This ‘pen trick’ is a must-know for parents heading into bug bite and rash season

The official state bird of Georgia should be the mosquito. You cannot go outside between the months of May through October without those jerks feasting all over your legs and arms (and neck and face, to be honest). And if you live in a heavily wooded area, you also have to worry about ticks, of course. Welcome to bug bite and rash season. Aka “summer.”

While bug bites may seem innocuous enough, how do you know when there may be a problem and you need to get it checked out? When it comes to children, you never can be too careful, and that’s why this pediatric nurse posted this super easy “pen trick” to help you determine when to take your child in to be seen for a bug bite or a rash.

“Outline with a pen, then check it again!” said Sarah Hunstead, a pediatric nurse and creator of child and first aid education group CPR Kids on her Instagram video.

“Grab a pen, circle around the outside, and check it again later. This is an easy way of being able to tell whether something is spreading or not,” she added.

Why should you monitor closely? According to the National Institute of Health (NHS) website, bites from insects can also cause illnesses, including “Lyme disease from ticks, scabies from mites, and malaria from mosquitoes in certain parts of the world.”

In addition to monitoring the growth of a bug bite, NHS suggests getting an appointment if the symptoms get worse and not getting any better, the bite or sting was in the throat or mouth or near the eyes, there’s accompanying stomach pain, dizziness and lightheadedness occur, and/or if there’s a rising temperature.

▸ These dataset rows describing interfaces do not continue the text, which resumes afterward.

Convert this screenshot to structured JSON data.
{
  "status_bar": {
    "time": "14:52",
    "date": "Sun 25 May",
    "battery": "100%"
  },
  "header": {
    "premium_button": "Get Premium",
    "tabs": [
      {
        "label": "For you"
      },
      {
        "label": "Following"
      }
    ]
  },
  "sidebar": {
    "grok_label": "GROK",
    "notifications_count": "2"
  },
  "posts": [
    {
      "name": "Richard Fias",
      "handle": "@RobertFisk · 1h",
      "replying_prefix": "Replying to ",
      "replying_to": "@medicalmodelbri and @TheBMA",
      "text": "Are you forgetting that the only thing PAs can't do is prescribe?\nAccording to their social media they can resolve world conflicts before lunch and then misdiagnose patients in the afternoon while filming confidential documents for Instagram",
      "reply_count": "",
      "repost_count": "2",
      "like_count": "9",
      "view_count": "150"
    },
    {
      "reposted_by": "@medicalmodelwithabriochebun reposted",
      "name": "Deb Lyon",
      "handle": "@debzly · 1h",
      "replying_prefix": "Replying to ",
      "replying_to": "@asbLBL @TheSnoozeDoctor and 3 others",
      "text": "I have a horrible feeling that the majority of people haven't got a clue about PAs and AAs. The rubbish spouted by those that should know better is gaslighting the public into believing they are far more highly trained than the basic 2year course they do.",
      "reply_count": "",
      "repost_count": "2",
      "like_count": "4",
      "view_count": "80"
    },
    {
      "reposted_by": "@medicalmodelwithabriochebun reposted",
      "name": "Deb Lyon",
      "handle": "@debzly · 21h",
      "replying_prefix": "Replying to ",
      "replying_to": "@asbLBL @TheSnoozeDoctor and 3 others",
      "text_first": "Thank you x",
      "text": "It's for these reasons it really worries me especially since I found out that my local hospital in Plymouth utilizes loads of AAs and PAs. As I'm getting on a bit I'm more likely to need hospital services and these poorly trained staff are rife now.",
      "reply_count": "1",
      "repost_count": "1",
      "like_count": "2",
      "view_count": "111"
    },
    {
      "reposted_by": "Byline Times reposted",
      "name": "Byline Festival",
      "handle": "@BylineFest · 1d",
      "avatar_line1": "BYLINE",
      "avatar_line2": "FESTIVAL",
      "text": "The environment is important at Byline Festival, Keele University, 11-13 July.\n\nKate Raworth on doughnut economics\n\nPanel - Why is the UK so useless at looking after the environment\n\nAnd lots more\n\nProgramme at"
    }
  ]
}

While monitoring the bite, if it seems like it’s a tick bite, make sure the tick is no longer attached. If it is, use fine-tipped tweezers to grab the tick as close to the skin as possible and slowly move upwards. If you think it’s a sting, brush or scrape the stinger sideways with your finger or the edge of a bank card, per the NHS website. “Do not use tweezers to pull out a stinger as you could squeeze poison out of it,” the website noted.

For a rash, in addition to looking for whether or not it’s spreading, NHS recommends seeking medical attention if a stiff neck develops, the person becomes bothered by light, they seem confused, they have a high temperature, there’s difficulty breathing, pale skin, lips, and tongue, and if the rash looks like a small bruise or bleeding underneath and it doesn’t fade if you press against it. 

As long as you have a pen (and monitor for other symptoms) you and your family should be able to have a carefree summer. Don’t forget the bug spray or essential oil to keep them off of you in the first place.